Solche Bewegungen fangen an auf Augenhöhe - doch schnell, wie bei Farm der Tiere, sind einige gleicher als die anderen. Gesalbter. Höher. Berufener. Und diejenigen, die ihnen nicht folgen, sind nicht konform, nicht erwünscht. Schnell mischt sich der Rausch des Erfolges mit Geldliebe, mit Schweigeabkommen oder mit dem langsamen Prozess, zu beschönigen, zu übertünchen. Mehr Bekehrungen im Newsletter als vor der Bühne, damit die Spendengelder weiterfließen. Ein bisschen Goldglitter, damit die Erfahrung der Erweckung weitergeht. Ein bisschen künstlicher Wind, damit der Heilige Geist spürbar wird. "Es hilft ihnen, zu glauben" sagte mal ein weltbekannter Evangelist, angesprochen darauf, dass er zuvor Gesunde in die Rollstühle setzte. Betrog, log, um Heilungen im Gottesdienst garantiert zu haben. Rechtfertigung. Um das Business laufen zu lassen. Und Kontrolle, um Kontrollverlust nicht weniger als Imageverlust zu vermeiden.


Struktureller Missbrauch ist der Erhalt des Erreichten um jeden Preis. Es ist das Stellen von Regeln über den Menschen, es sind Prinzipien, die ihre Werte verloren haben. Es ist das gezielte Ausschalten von denen, die es wagen, infrage zu stellen, die nicht konform sind, sondern Reform bringen. Struktureller Missbrauch ist Machtsicherung um jeden Preis, ist Ermahnungskultur, die Beschämungskultur ist, ist Walling, das bewusste Verweigern von Spiegelung. Entwertung, Entwürdigung, Gaslighting, gezielte Verwirrung des Gegenübers. Weil die Institution geschützt werden muss. Weil sonst Macht entgleitet. Geistlicher Missbrauch ist die endlose Panik vor Freiheit, Unsicherheit und Veränderung.
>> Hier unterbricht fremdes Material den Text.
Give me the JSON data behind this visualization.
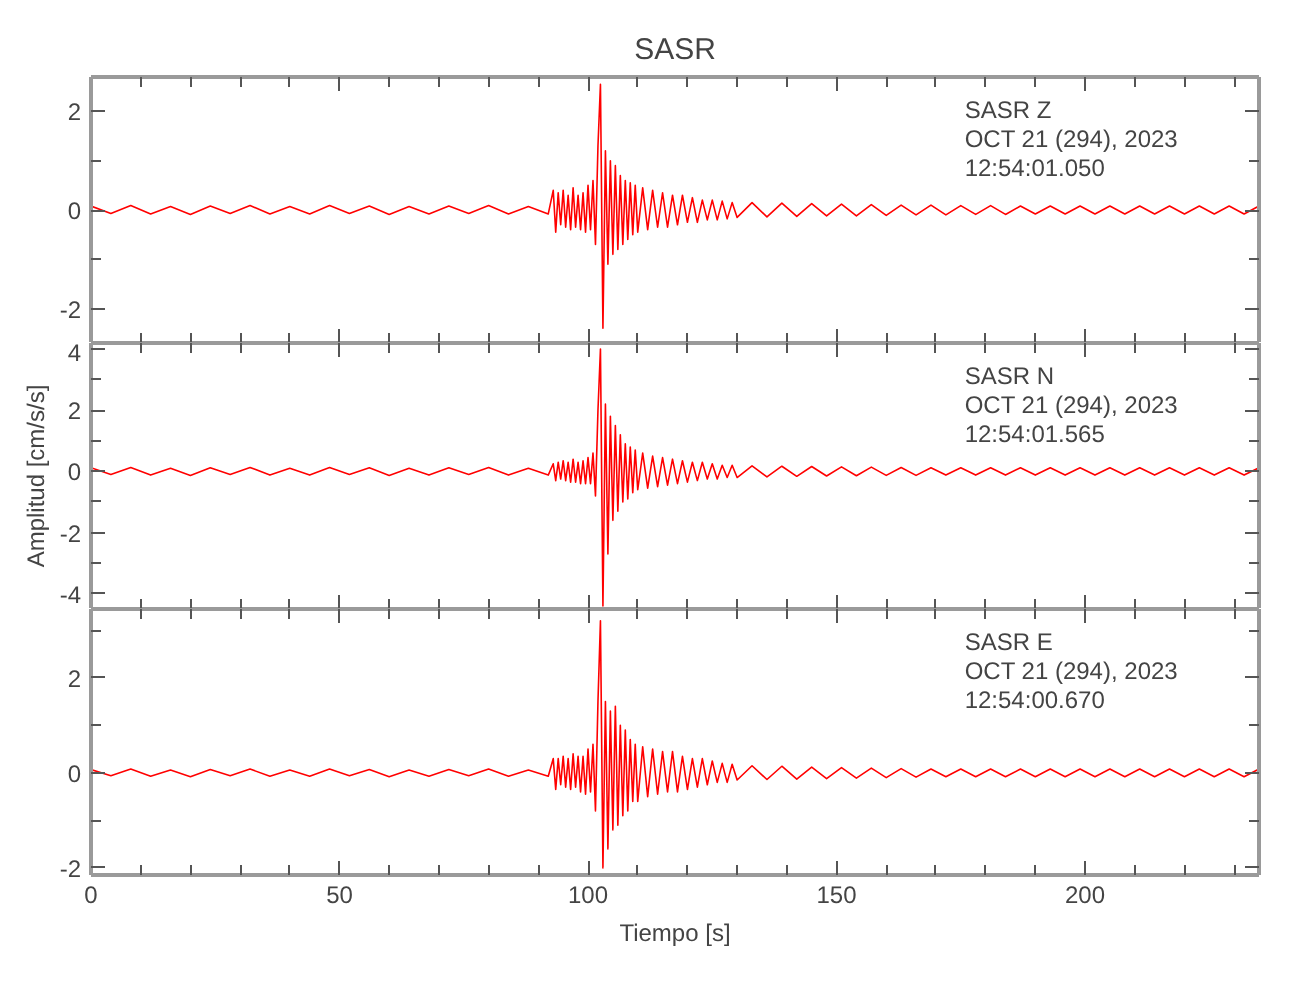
{
  "chart_data": [
    {
      "type": "line",
      "title": "SASR",
      "annotations": [
        "SASR   Z",
        "OCT 21 (294), 2023",
        "12:54:01.050"
      ],
      "tick_labels": "y",
      "xlim": [
        0,
        235
      ],
      "xticks": [
        0,
        {
          "value": 10,
          "label": null
        },
        {
          "value": 20,
          "label": null
        },
        {
          "value": 30,
          "label": null
        },
        {
          "value": 40,
          "label": null
        },
        50,
        {
          "value": 60,
          "label": null
        },
        {
          "value": 70,
          "label": null
        },
        {
          "value": 80,
          "label": null
        },
        {
          "value": 90,
          "label": null
        },
        100,
        {
          "value": 110,
          "label": null
        },
        {
          "value": 120,
          "label": null
        },
        {
          "value": 130,
          "label": null
        },
        {
          "value": 140,
          "label": null
        },
        150,
        {
          "value": 160,
          "label": null
        },
        {
          "value": 170,
          "label": null
        },
        {
          "value": 180,
          "label": null
        },
        {
          "value": 190,
          "label": null
        },
        200,
        {
          "value": 210,
          "label": null
        },
        {
          "value": 220,
          "label": null
        },
        {
          "value": 230,
          "label": null
        }
      ],
      "ylim": [
        -2.7,
        2.7
      ],
      "yticks": [
        -2,
        {
          "value": -1,
          "label": null
        },
        0,
        {
          "value": 1,
          "label": null
        },
        2
      ],
      "marker": "none",
      "line_style": "solid",
      "x": [
        0,
        4,
        8,
        12,
        16,
        20,
        24,
        28,
        32,
        36,
        40,
        44,
        48,
        52,
        56,
        60,
        64,
        68,
        72,
        76,
        80,
        84,
        88,
        92,
        93,
        93.5,
        94,
        94.5,
        95,
        95.5,
        96,
        96.5,
        97,
        97.5,
        98,
        98.5,
        99,
        99.5,
        100,
        100.5,
        101,
        101.5,
        102,
        102.5,
        103,
        103.5,
        104,
        104.5,
        105,
        105.5,
        106,
        106.5,
        107,
        107.5,
        108,
        108.5,
        109,
        109.5,
        110,
        111,
        112,
        113,
        114,
        115,
        116,
        117,
        118,
        119,
        120,
        121,
        122,
        123,
        124,
        125,
        126,
        127,
        128,
        129,
        130,
        133,
        136,
        139,
        142,
        145,
        148,
        151,
        154,
        157,
        160,
        163,
        166,
        169,
        172,
        175,
        178,
        181,
        184,
        187,
        190,
        193,
        196,
        199,
        202,
        205,
        208,
        211,
        214,
        217,
        220,
        223,
        226,
        229,
        232,
        235
      ],
      "series": [
        {
          "color": "#ff0000",
          "values": [
            0.08,
            -0.07,
            0.09,
            -0.08,
            0.07,
            -0.09,
            0.08,
            -0.07,
            0.09,
            -0.08,
            0.07,
            -0.08,
            0.09,
            -0.07,
            0.08,
            -0.09,
            0.07,
            -0.08,
            0.08,
            -0.07,
            0.09,
            -0.08,
            0.07,
            -0.08,
            0.4,
            -0.45,
            0.35,
            -0.3,
            0.4,
            -0.35,
            0.3,
            -0.4,
            0.45,
            -0.35,
            0.3,
            -0.4,
            0.35,
            -0.45,
            0.5,
            -0.4,
            0.6,
            -0.7,
            1.3,
            2.55,
            -2.4,
            1.2,
            -1.1,
            1.0,
            -0.9,
            0.9,
            -0.8,
            0.7,
            -0.7,
            0.6,
            -0.6,
            0.55,
            -0.5,
            0.5,
            -0.45,
            0.45,
            -0.4,
            0.4,
            -0.35,
            0.35,
            -0.35,
            0.3,
            -0.3,
            0.3,
            -0.25,
            0.25,
            -0.25,
            0.2,
            -0.2,
            0.2,
            -0.2,
            0.18,
            -0.18,
            0.15,
            -0.15,
            0.15,
            -0.14,
            0.14,
            -0.13,
            0.13,
            -0.12,
            0.12,
            -0.12,
            0.11,
            -0.11,
            0.1,
            -0.1,
            0.1,
            -0.1,
            0.09,
            -0.09,
            0.09,
            -0.09,
            0.08,
            -0.08,
            0.08,
            -0.08,
            0.08,
            -0.08,
            0.08,
            -0.08,
            0.08,
            -0.08,
            0.08,
            -0.08,
            0.08,
            -0.08,
            0.08,
            -0.08,
            0.08
          ]
        }
      ]
    },
    {
      "type": "line",
      "ylabel": "Amplitud [cm/s/s]",
      "annotations": [
        "SASR   N",
        "OCT 21 (294), 2023",
        "12:54:01.565"
      ],
      "tick_labels": "y",
      "xlim": [
        0,
        235
      ],
      "xticks": [
        0,
        {
          "value": 10,
          "label": null
        },
        {
          "value": 20,
          "label": null
        },
        {
          "value": 30,
          "label": null
        },
        {
          "value": 40,
          "label": null
        },
        50,
        {
          "value": 60,
          "label": null
        },
        {
          "value": 70,
          "label": null
        },
        {
          "value": 80,
          "label": null
        },
        {
          "value": 90,
          "label": null
        },
        100,
        {
          "value": 110,
          "label": null
        },
        {
          "value": 120,
          "label": null
        },
        {
          "value": 130,
          "label": null
        },
        {
          "value": 140,
          "label": null
        },
        150,
        {
          "value": 160,
          "label": null
        },
        {
          "value": 170,
          "label": null
        },
        {
          "value": 180,
          "label": null
        },
        {
          "value": 190,
          "label": null
        },
        200,
        {
          "value": 210,
          "label": null
        },
        {
          "value": 220,
          "label": null
        },
        {
          "value": 230,
          "label": null
        }
      ],
      "ylim": [
        -4.5,
        4.2
      ],
      "yticks": [
        -4,
        {
          "value": -3,
          "label": null
        },
        -2,
        {
          "value": -1,
          "label": null
        },
        0,
        {
          "value": 1,
          "label": null
        },
        2,
        {
          "value": 3,
          "label": null
        },
        4
      ],
      "marker": "none",
      "line_style": "solid",
      "x": [
        0,
        4,
        8,
        12,
        16,
        20,
        24,
        28,
        32,
        36,
        40,
        44,
        48,
        52,
        56,
        60,
        64,
        68,
        72,
        76,
        80,
        84,
        88,
        92,
        93,
        93.5,
        94,
        94.5,
        95,
        95.5,
        96,
        96.5,
        97,
        97.5,
        98,
        98.5,
        99,
        99.5,
        100,
        100.5,
        101,
        101.5,
        102,
        102.5,
        103,
        103.5,
        104,
        104.5,
        105,
        105.5,
        106,
        106.5,
        107,
        107.5,
        108,
        108.5,
        109,
        109.5,
        110,
        111,
        112,
        113,
        114,
        115,
        116,
        117,
        118,
        119,
        120,
        121,
        122,
        123,
        124,
        125,
        126,
        127,
        128,
        129,
        130,
        133,
        136,
        139,
        142,
        145,
        148,
        151,
        154,
        157,
        160,
        163,
        166,
        169,
        172,
        175,
        178,
        181,
        184,
        187,
        190,
        193,
        196,
        199,
        202,
        205,
        208,
        211,
        214,
        217,
        220,
        223,
        226,
        229,
        232,
        235
      ],
      "series": [
        {
          "color": "#ff0000",
          "values": [
            0.12,
            -0.1,
            0.13,
            -0.12,
            0.1,
            -0.13,
            0.12,
            -0.1,
            0.13,
            -0.12,
            0.1,
            -0.12,
            0.13,
            -0.1,
            0.12,
            -0.13,
            0.1,
            -0.12,
            0.12,
            -0.1,
            0.13,
            -0.12,
            0.1,
            -0.12,
            0.25,
            -0.3,
            0.3,
            -0.25,
            0.35,
            -0.3,
            0.3,
            -0.35,
            0.4,
            -0.35,
            0.3,
            -0.4,
            0.35,
            -0.4,
            0.45,
            -0.4,
            0.6,
            -0.8,
            2.0,
            4.0,
            -4.4,
            2.2,
            -2.7,
            1.8,
            -1.6,
            1.5,
            -1.3,
            1.2,
            -1.0,
            0.9,
            -0.9,
            0.8,
            -0.7,
            0.7,
            -0.6,
            0.6,
            -0.55,
            0.5,
            -0.5,
            0.45,
            -0.45,
            0.4,
            -0.4,
            0.35,
            -0.35,
            0.3,
            -0.3,
            0.3,
            -0.25,
            0.25,
            -0.25,
            0.2,
            -0.2,
            0.2,
            -0.2,
            0.18,
            -0.18,
            0.17,
            -0.16,
            0.16,
            -0.15,
            0.15,
            -0.14,
            0.14,
            -0.13,
            0.13,
            -0.13,
            0.12,
            -0.12,
            0.12,
            -0.12,
            0.12,
            -0.12,
            0.12,
            -0.12,
            0.12,
            -0.12,
            0.12,
            -0.12,
            0.12,
            -0.12,
            0.12,
            -0.12,
            0.12,
            -0.12,
            0.12,
            -0.12,
            0.12,
            -0.12,
            0.12
          ]
        }
      ]
    },
    {
      "type": "line",
      "xlabel": "Tiempo [s]",
      "annotations": [
        "SASR   E",
        "OCT 21 (294), 2023",
        "12:54:00.670"
      ],
      "xlim": [
        0,
        235
      ],
      "xticks": [
        0,
        {
          "value": 10,
          "label": null
        },
        {
          "value": 20,
          "label": null
        },
        {
          "value": 30,
          "label": null
        },
        {
          "value": 40,
          "label": null
        },
        50,
        {
          "value": 60,
          "label": null
        },
        {
          "value": 70,
          "label": null
        },
        {
          "value": 80,
          "label": null
        },
        {
          "value": 90,
          "label": null
        },
        100,
        {
          "value": 110,
          "label": null
        },
        {
          "value": 120,
          "label": null
        },
        {
          "value": 130,
          "label": null
        },
        {
          "value": 140,
          "label": null
        },
        150,
        {
          "value": 160,
          "label": null
        },
        {
          "value": 170,
          "label": null
        },
        {
          "value": 180,
          "label": null
        },
        {
          "value": 190,
          "label": null
        },
        200,
        {
          "value": 210,
          "label": null
        },
        {
          "value": 220,
          "label": null
        },
        {
          "value": 230,
          "label": null
        }
      ],
      "ylim": [
        -2.15,
        3.45
      ],
      "yticks": [
        -2,
        {
          "value": -1,
          "label": null
        },
        0,
        {
          "value": 1,
          "label": null
        },
        2,
        {
          "value": 3,
          "label": null
        }
      ],
      "marker": "none",
      "line_style": "solid",
      "x": [
        0,
        4,
        8,
        12,
        16,
        20,
        24,
        28,
        32,
        36,
        40,
        44,
        48,
        52,
        56,
        60,
        64,
        68,
        72,
        76,
        80,
        84,
        88,
        92,
        93,
        93.5,
        94,
        94.5,
        95,
        95.5,
        96,
        96.5,
        97,
        97.5,
        98,
        98.5,
        99,
        99.5,
        100,
        100.5,
        101,
        101.5,
        102,
        102.5,
        103,
        103.5,
        104,
        104.5,
        105,
        105.5,
        106,
        106.5,
        107,
        107.5,
        108,
        108.5,
        109,
        109.5,
        110,
        111,
        112,
        113,
        114,
        115,
        116,
        117,
        118,
        119,
        120,
        121,
        122,
        123,
        124,
        125,
        126,
        127,
        128,
        129,
        130,
        133,
        136,
        139,
        142,
        145,
        148,
        151,
        154,
        157,
        160,
        163,
        166,
        169,
        172,
        175,
        178,
        181,
        184,
        187,
        190,
        193,
        196,
        199,
        202,
        205,
        208,
        211,
        214,
        217,
        220,
        223,
        226,
        229,
        232,
        235
      ],
      "series": [
        {
          "color": "#ff0000",
          "values": [
            0.07,
            -0.06,
            0.08,
            -0.07,
            0.06,
            -0.08,
            0.07,
            -0.06,
            0.08,
            -0.07,
            0.06,
            -0.07,
            0.08,
            -0.06,
            0.07,
            -0.08,
            0.06,
            -0.07,
            0.07,
            -0.06,
            0.08,
            -0.07,
            0.06,
            -0.07,
            0.3,
            -0.35,
            0.3,
            -0.25,
            0.35,
            -0.3,
            0.3,
            -0.35,
            0.4,
            -0.3,
            0.35,
            -0.4,
            0.35,
            -0.45,
            0.5,
            -0.4,
            0.6,
            -0.8,
            1.5,
            3.2,
            -2.0,
            1.5,
            -1.6,
            1.3,
            -1.2,
            1.4,
            -1.1,
            1.0,
            -0.9,
            0.9,
            -0.8,
            0.7,
            -0.6,
            0.6,
            -0.6,
            0.55,
            -0.5,
            0.5,
            -0.45,
            0.45,
            -0.4,
            0.45,
            -0.4,
            0.35,
            -0.35,
            0.3,
            -0.3,
            0.3,
            -0.25,
            0.25,
            -0.2,
            0.2,
            -0.2,
            0.18,
            -0.15,
            0.15,
            -0.14,
            0.14,
            -0.13,
            0.12,
            -0.12,
            0.11,
            -0.11,
            0.1,
            -0.1,
            0.09,
            -0.09,
            0.08,
            -0.08,
            0.08,
            -0.08,
            0.08,
            -0.08,
            0.08,
            -0.08,
            0.08,
            -0.08,
            0.08,
            -0.08,
            0.08,
            -0.08,
            0.08,
            -0.08,
            0.08,
            -0.08,
            0.08,
            -0.08,
            0.08,
            -0.08,
            0.08
          ]
        }
      ]
    }
  ]
}
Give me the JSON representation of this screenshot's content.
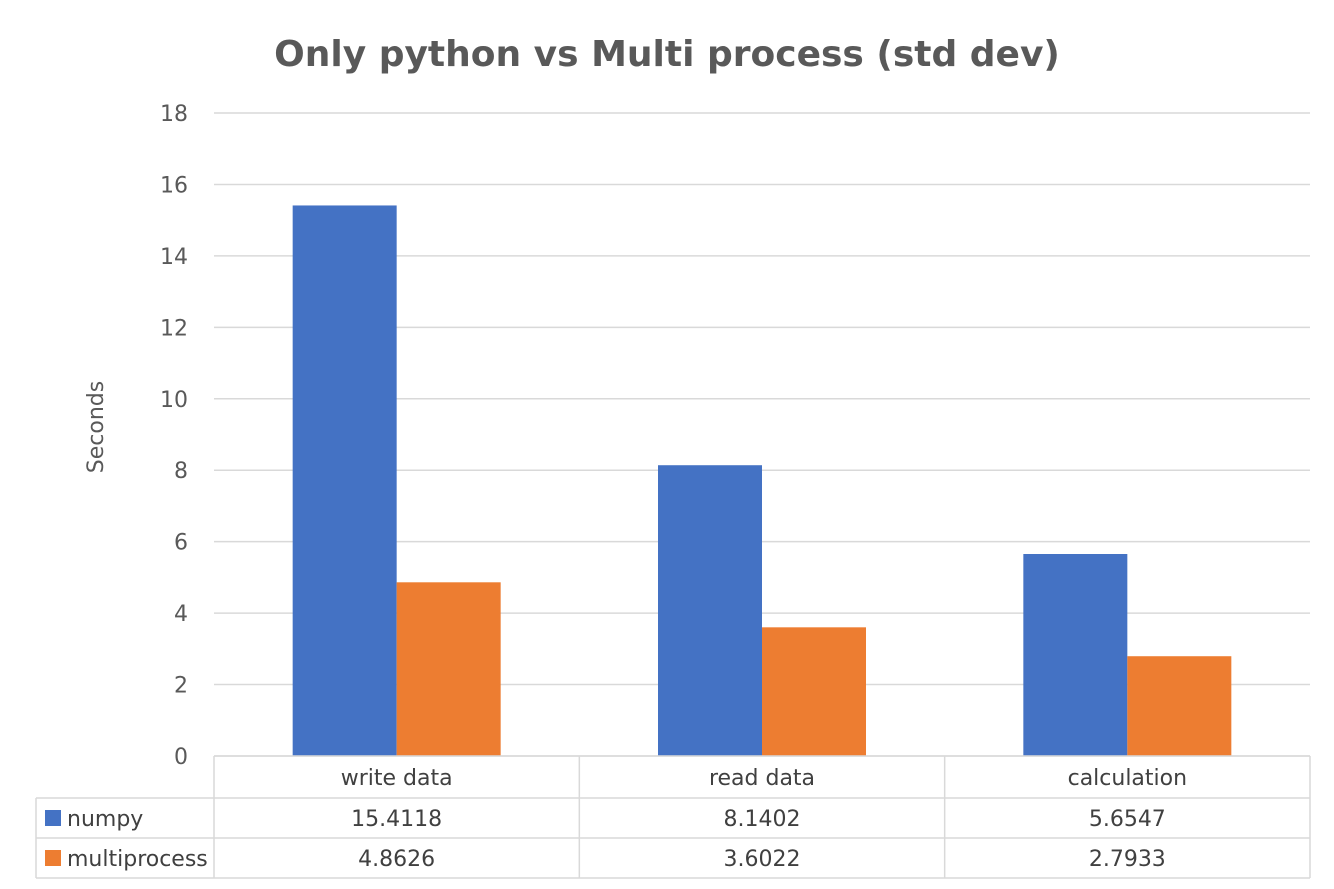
{
  "chart_data": {
    "type": "bar",
    "title": "Only python vs Multi process (std dev)",
    "ylabel": "Seconds",
    "xlabel": "",
    "categories": [
      "write data",
      "read data",
      "calculation"
    ],
    "series": [
      {
        "name": "numpy",
        "values": [
          15.4118,
          8.1402,
          5.6547
        ],
        "color": "#4472C4",
        "labels": [
          "15.4118",
          "8.1402",
          "5.6547"
        ]
      },
      {
        "name": "multiprocess",
        "values": [
          4.8626,
          3.6022,
          2.7933
        ],
        "color": "#ED7D31",
        "labels": [
          "4.8626",
          "3.6022",
          "2.7933"
        ]
      }
    ],
    "ylim": [
      0,
      18
    ],
    "yticks": [
      0,
      2,
      4,
      6,
      8,
      10,
      12,
      14,
      16,
      18
    ],
    "grid": true,
    "legend": "data-table-keys",
    "data_table": true
  }
}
Wir müssen das verstehen. Was immer du gehört hast. Und ich sage dir, ich habe viel gehört: Dass Gott mich straft, wenn ich nicht aufgebe. Dass ich zuviel bin. Dass ich krank bin und mich zurückziehen solle, das ich jemanden brauche, der für mich Gott hört, weil ich anscheinend nicht hören könne.

Ich hörte es, nachdem sie mich ausschlossen, entwürdigten, ...um ihre Struktur zu schützen.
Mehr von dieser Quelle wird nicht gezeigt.